In a singularity all equations break down, so Einstein’s equation are not alone. If this event was not governed by natural law it must have been a miracle. In some sense it must be considered such because based on the best evidence we have the universe emerged out of noting, no matter, no energy, no space, and no time.

Now if the emergence of something out of nothing is what science means as a singularity, then we clearly do not know how that happened. That is beyond our understanding.

On the other hand Einstein’s theory says that time, matter, energy, and space are interdependent and the Big Bang confirms this. The expansion of the Big Bang confirms GR. The only problem is the interface with quantum physics, which is real but not fatal.

Yes, all theories concerning the origin of the universe require faith, so some require blind faith while others do not, and theory based on Christianity do not require blind faith. Yes, I agree that one could say that the biggest surprise if one is going to look at the universe through the eyes of materialism is that anything exists at all.

I would say that natural laws describe hoe nature works, They are more than a simple descriptions, because they give us the ability to understand and work with nature.

GR tells us about the relationship between mass and energy. The Big Bang released an unbelievable amount of energy which cannot be understand without GR.

The Big Bang describes the beginning of the universe, which is the beginning of mass (not matter,) energy, time, and space. This is the realm of General Relativity.

Shawn,

I appreciate your desire to bring science and faith together, but I do not think that I agree with your methodology. Science and Theology are different because they are concerned with two different aspects of life, Nature and God, but they need to work together to meet all the needs of reality. This is possible because God made Life to be one as well as complex.

God bless.

That’s not true at all. I am an atheist and I don’t need a natural explanation for everything. I don’t know how life started, and I am fine with that. If evidence surfaces that life was started by a deity then I will stop being an atheist.

The massive problem is that ID is a God of the Gaps argument.

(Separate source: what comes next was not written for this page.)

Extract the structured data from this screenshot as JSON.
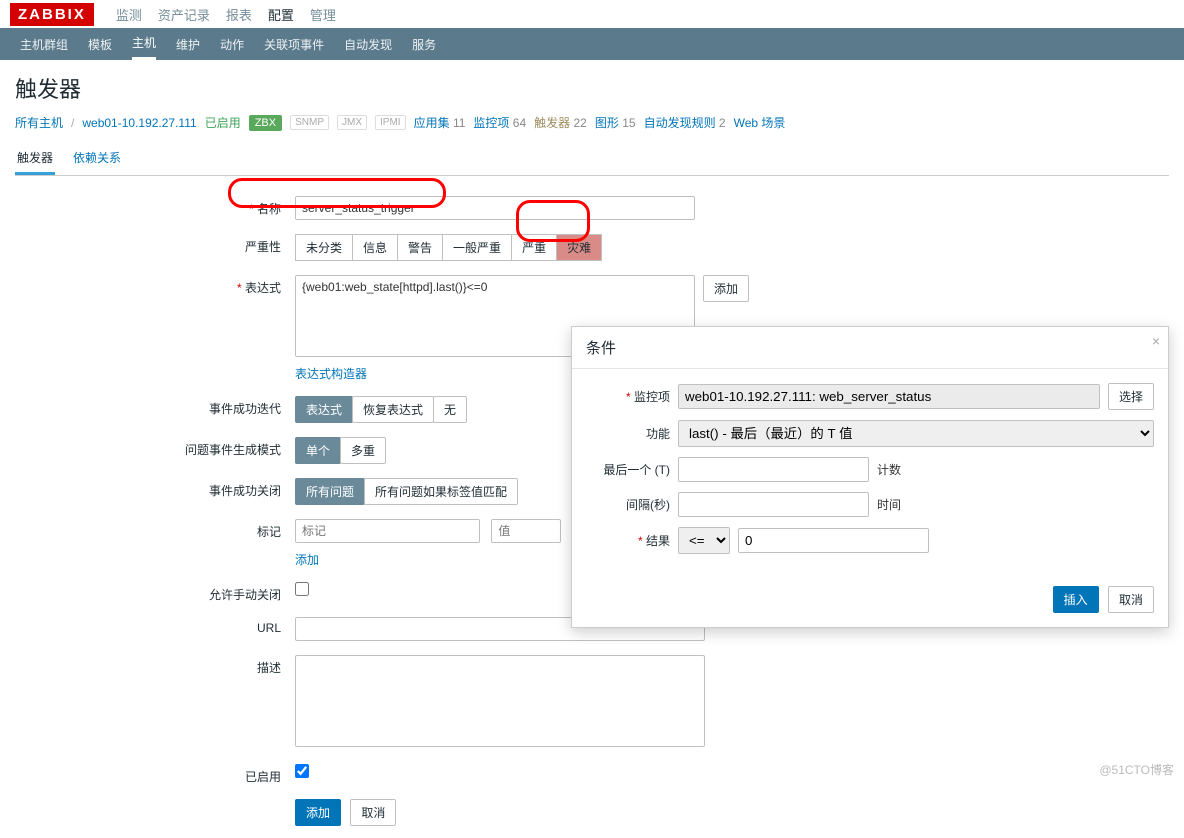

For example, ID supporters will argue and argue against abiogenesis, but never produce any evidence for their claims as to how life did emerge. Their argument boils down to, “There is no evidence for a natural origin of life, therefore God”. The same applies to irreducible complexity, and biological complexity as a whole. ID doesn’t put forward any positive evidence for their proposed mechanisms. If I am wrong I would love to see examples that prove me wrong.

If ID proponents are just fine with life coming about through natural means, then why do they argue so vehemently against evolution and abiogenesis? It would seem to me that they agree with some atheists (myself not included) who say that finding natural processes proves that God doesn’t exist. It’s the same as young Earth creationism, where the YEC’s claim that a 4.5 billion year old Earth disproves the Bible.

It would seem to me that the Biologos approach is a much better approach. Finding natural processes for the origin of life or the origin of species is just evidence for how God did it. They don’t rule out miraculous or supernatural intervention, but they don’t require it, either. With ID, supernatural intervention seems to be a required part of the program.